BlackRock confirmed that Corvino began working for the firm’s Italian arm as managing director for advisory and solutions. “Prior to his start at BlackRock, Corvino took a break from his academic commitments and resigned from his institutional roles”, the firm said.
That should be enough to defuse any criticism. Nevertheless, Italian financial newspaper Il Sole 24 Ore called Corvino’s move to BlackRock a case of ‘revolving doors’.
Industry sources likened the episode to pension fund governance practices in the early days of the Italian second-pillar industry. At the time, inexperienced boards used to appoint senior employees of asset management companies to provide advice from within the pension fund. This created significant conflicts of interest that were often undeclared or not managed appropriately.

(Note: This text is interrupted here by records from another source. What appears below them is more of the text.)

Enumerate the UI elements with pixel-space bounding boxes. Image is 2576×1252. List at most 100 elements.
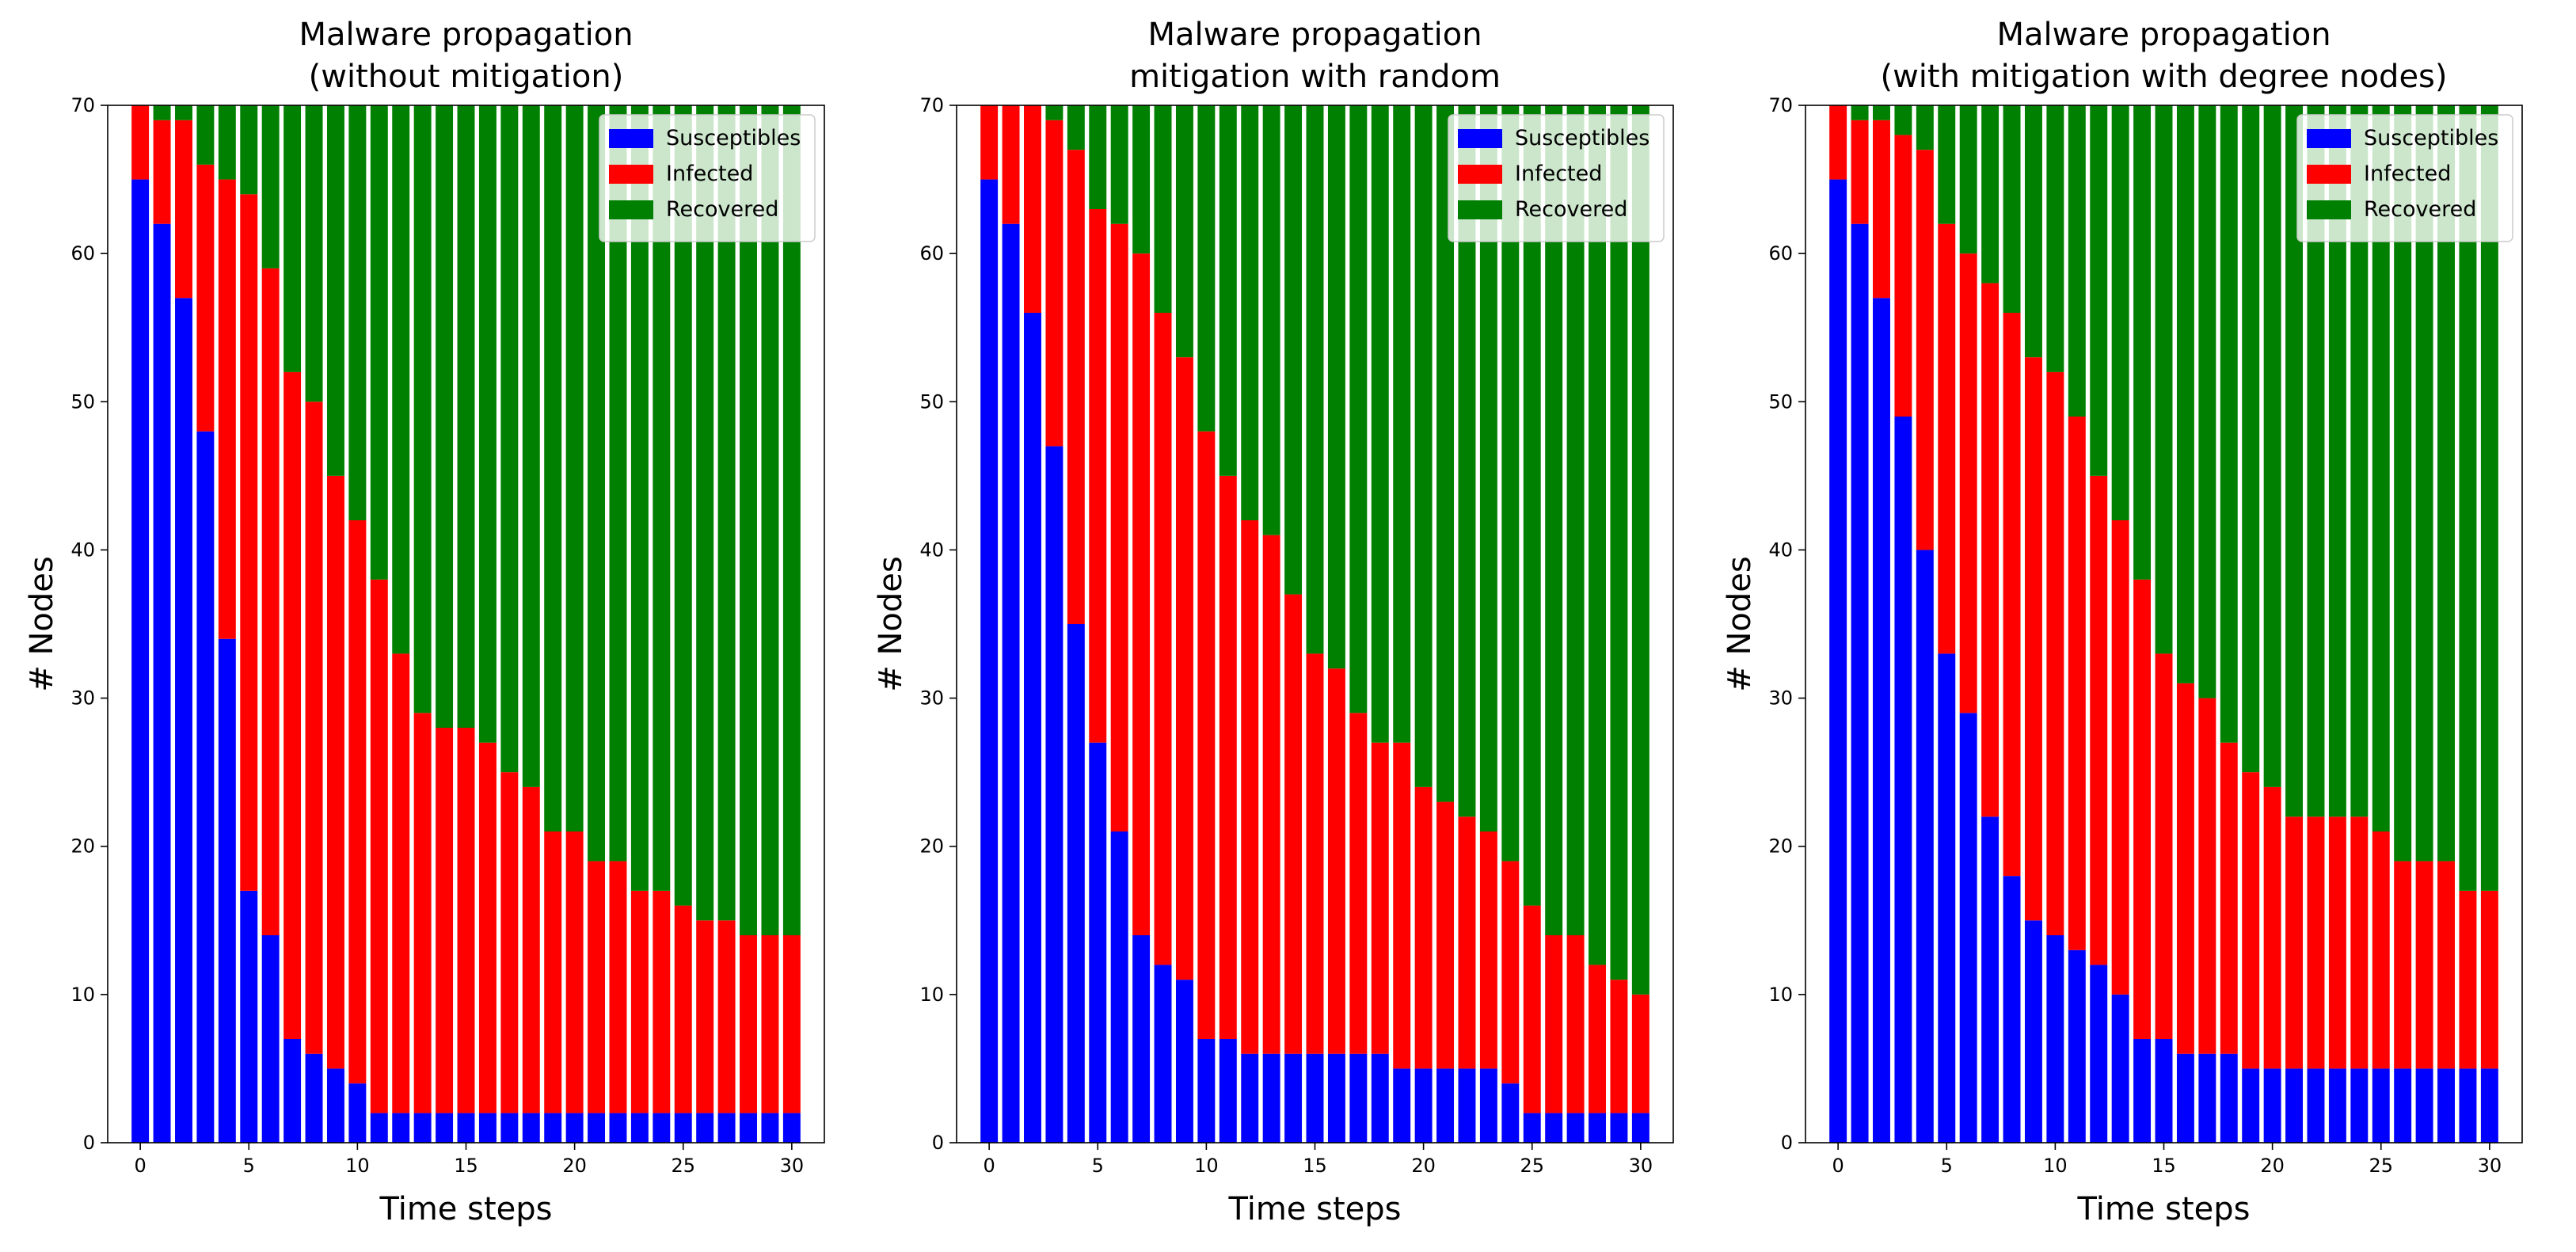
bar-recovered-t22 xyxy=(1458,105,1476,817)
bar-susceptibles-t8 xyxy=(2003,876,2021,1143)
bar-infected-t18 xyxy=(522,786,540,1113)
bar-recovered-t10 xyxy=(1197,105,1216,432)
bar-infected-t12 xyxy=(1241,520,1259,1054)
bar-susceptibles-t15 xyxy=(457,1113,475,1143)
bar-recovered-t14 xyxy=(1284,105,1303,595)
bar-infected-t23 xyxy=(1479,831,1497,1069)
bar-infected-t17 xyxy=(1349,713,1368,1054)
x-tick-label: 15 xyxy=(2152,1155,2176,1177)
bar-infected-t10 xyxy=(348,520,367,1084)
y-tick-label: 30 xyxy=(919,687,944,710)
bar-recovered-t14 xyxy=(436,105,454,728)
bar-recovered-t30 xyxy=(782,105,801,935)
bar-infected-t13 xyxy=(413,713,432,1113)
bar-susceptibles-t30 xyxy=(1631,1113,1649,1143)
bar-susceptibles-t6 xyxy=(1110,831,1128,1143)
bar-susceptibles-t12 xyxy=(1241,1053,1259,1143)
bar-infected-t16 xyxy=(1327,668,1345,1054)
bar-infected-t0 xyxy=(131,105,150,180)
x-tick-label: 10 xyxy=(1194,1155,1219,1177)
bar-susceptibles-t29 xyxy=(1610,1113,1628,1143)
bar-infected-t12 xyxy=(2090,475,2108,965)
x-tick-label: 25 xyxy=(671,1155,695,1177)
bar-infected-t26 xyxy=(2394,861,2412,1069)
bar-infected-t1 xyxy=(1851,120,1869,224)
bar-susceptibles-t20 xyxy=(1414,1068,1433,1143)
bar-infected-t15 xyxy=(1306,653,1324,1054)
bar-recovered-t16 xyxy=(1327,105,1345,669)
bar-recovered-t18 xyxy=(522,105,540,787)
bar-susceptibles-t10 xyxy=(348,1083,367,1143)
bars-group xyxy=(131,105,801,1144)
bar-susceptibles-t9 xyxy=(326,1068,344,1143)
bar-infected-t28 xyxy=(1589,965,1606,1113)
y-tick-label: 50 xyxy=(70,390,95,413)
legend-label-susceptibles: Susceptibles xyxy=(666,126,801,150)
x-tick-label: 20 xyxy=(1411,1155,1436,1177)
bar-infected-t0 xyxy=(1829,105,1847,180)
bar-infected-t30 xyxy=(1631,994,1649,1113)
bar-recovered-t7 xyxy=(283,105,302,372)
bar-susceptibles-t14 xyxy=(2133,1039,2152,1143)
bar-susceptibles-t28 xyxy=(740,1113,757,1143)
bar-recovered-t30 xyxy=(2480,105,2498,891)
bar-recovered-t17 xyxy=(500,105,519,773)
bar-infected-t29 xyxy=(1610,980,1628,1113)
bar-susceptibles-t1 xyxy=(1002,223,1020,1144)
bar-susceptibles-t12 xyxy=(2090,965,2108,1143)
legend-label-infected: Infected xyxy=(1515,162,1602,186)
y-tick-label: 30 xyxy=(1768,687,1793,710)
bars-group xyxy=(980,105,1649,1144)
bar-recovered-t29 xyxy=(761,105,779,935)
bar-recovered-t25 xyxy=(1523,105,1541,906)
bar-infected-t3 xyxy=(196,164,215,432)
bar-susceptibles-t19 xyxy=(544,1113,562,1143)
bar-susceptibles-t5 xyxy=(240,890,258,1143)
bar-infected-t10 xyxy=(2046,371,2064,935)
bar-recovered-t6 xyxy=(1959,105,1977,254)
bar-recovered-t9 xyxy=(326,105,344,476)
bar-susceptibles-t23 xyxy=(1479,1068,1497,1143)
bar-recovered-t21 xyxy=(588,105,606,862)
x-tick-label: 15 xyxy=(1303,1155,1327,1177)
bar-susceptibles-t29 xyxy=(761,1113,779,1143)
legend: Susceptibles Infected Recovered xyxy=(599,114,816,242)
bar-infected-t14 xyxy=(436,728,454,1113)
bar-susceptibles-t8 xyxy=(305,1053,323,1143)
legend-label-recovered: Recovered xyxy=(1515,197,1627,222)
bar-recovered-t20 xyxy=(1414,105,1433,787)
bar-recovered-t15 xyxy=(457,105,475,728)
y-tick-label: 10 xyxy=(70,984,95,1006)
bar-infected-t30 xyxy=(782,935,801,1113)
bar-recovered-t15 xyxy=(1306,105,1324,654)
y-tick-label: 50 xyxy=(919,390,944,413)
bar-recovered-t8 xyxy=(1154,105,1172,313)
bar-recovered-t11 xyxy=(1219,105,1237,476)
y-tick-label: 40 xyxy=(1768,538,1793,561)
bar-susceptibles-t25 xyxy=(2372,1068,2390,1143)
bar-infected-t1 xyxy=(1002,105,1020,224)
legend-swatch-infected xyxy=(1458,165,1502,184)
bar-recovered-t14 xyxy=(2133,105,2152,580)
bar-infected-t26 xyxy=(696,920,714,1113)
x-tick-label: 5 xyxy=(243,1155,255,1177)
legend-label-susceptibles: Susceptibles xyxy=(2364,126,2498,150)
bar-recovered-t1 xyxy=(153,105,171,120)
bar-susceptibles-t22 xyxy=(1458,1068,1476,1143)
bar-infected-t23 xyxy=(630,890,649,1113)
x-tick-label: 30 xyxy=(2478,1155,2502,1177)
bar-recovered-t3 xyxy=(1894,105,1912,135)
bar-infected-t20 xyxy=(565,831,584,1113)
x-tick-label: 10 xyxy=(345,1155,370,1177)
y-tick-label: 60 xyxy=(919,242,944,264)
bar-recovered-t12 xyxy=(392,105,410,654)
bar-infected-t19 xyxy=(544,831,562,1113)
bar-susceptibles-t11 xyxy=(370,1113,388,1143)
bar-susceptibles-t17 xyxy=(500,1113,519,1143)
x-tick-label: 5 xyxy=(1941,1155,1953,1177)
bar-infected-t24 xyxy=(653,890,671,1113)
y-tick-label: 20 xyxy=(1768,835,1793,858)
bar-infected-t18 xyxy=(1371,742,1389,1054)
bar-infected-t9 xyxy=(1175,357,1193,980)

The system has come a long way since then. Today such practices are no longer prevalent, not least because pension scheme boards have become more skilled and schemes have built internal capabilities.
However, there is a lack of monitoring, according to a source from the advisory sector. The source explained that although governance processes are clear on paper, there is no clarity around who is responsible for monitoring whether those processes are applied.
“What we need isn’t new rules. We need monitoring on whether and how rules are followed”, said the source.
From that perspective, the adoption of IORP II, which obliges pension funds to run extensive auditing processes, may push Italian pension funds closer to international best practice.